Item From the Past: Men on the Moon, Me in Ardmore
Usually I only post my own pictures here, but today I have to make an exception. It's a public domain photo, of course, borrowed from NASA's web site, and probably the most famous photo of a footprint ever made. Or more exactly, a bootprint. But it speaks volumes.
On July 20, 1969, the summer I turned eight, I arrived in Ardmore, Oklahoma, having accompanied my Uncle Ken, Aunt Sue and Cousin Ralph in their car from San Antonio. I was to stay with them for a week or so before my family picked me up and we took our own trip around the South. Last month, I visited some of those same places, including my Aunt Sue's home, where I'd watched the Apollo XI lunar landing unfold 40 years earlier.
I'm sure we heard about the descent of Armstrong and Aldrin to the lunar surface on the car radio as we drove north. I remember my Uncle Ken (RIP, uncle) doubting that we would make it to their house in time for the actual landing. But we did make it. I've heard the words so many times since then that I can't remember the first experience, but I know I heard them then: "Tranquility Base here, the Eagle has landed."
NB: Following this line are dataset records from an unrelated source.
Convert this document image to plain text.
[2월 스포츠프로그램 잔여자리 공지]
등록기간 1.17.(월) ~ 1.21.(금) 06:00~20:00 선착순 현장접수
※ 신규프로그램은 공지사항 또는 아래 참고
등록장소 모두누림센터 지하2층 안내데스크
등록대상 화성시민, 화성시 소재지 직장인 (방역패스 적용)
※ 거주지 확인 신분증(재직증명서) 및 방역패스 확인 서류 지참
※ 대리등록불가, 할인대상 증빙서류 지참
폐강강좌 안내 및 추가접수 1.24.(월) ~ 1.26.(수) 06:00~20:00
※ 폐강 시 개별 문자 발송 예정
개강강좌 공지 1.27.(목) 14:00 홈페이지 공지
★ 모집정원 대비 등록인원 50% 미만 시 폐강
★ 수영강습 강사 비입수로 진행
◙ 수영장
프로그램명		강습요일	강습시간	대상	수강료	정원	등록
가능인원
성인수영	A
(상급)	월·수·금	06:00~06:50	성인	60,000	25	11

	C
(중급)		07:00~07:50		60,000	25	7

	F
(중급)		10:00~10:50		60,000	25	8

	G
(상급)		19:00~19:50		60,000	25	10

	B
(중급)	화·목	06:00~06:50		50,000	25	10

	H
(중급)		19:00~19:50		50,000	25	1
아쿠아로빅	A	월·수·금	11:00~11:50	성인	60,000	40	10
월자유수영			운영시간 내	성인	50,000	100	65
That's the phrase that clinched it; there was still uncertainty about the landing before that. "One small step" was a good enough line, but it was only icing on the cake.
Anniversaries are times to remember, and Apollo XI's 40th is getting a lot of play. Maybe the unspoken, melancholy fact is that Armstrong and Aldrin, or many of the other seven surviving Moon walkers, may not be with us when the 50th anniversary rolls around. Interestingly, every jack man of them except for Alan Shepard was born in the 1930s.
Never mind that now. I'll always be glad I am old enough to remember Apollo XI and all the others.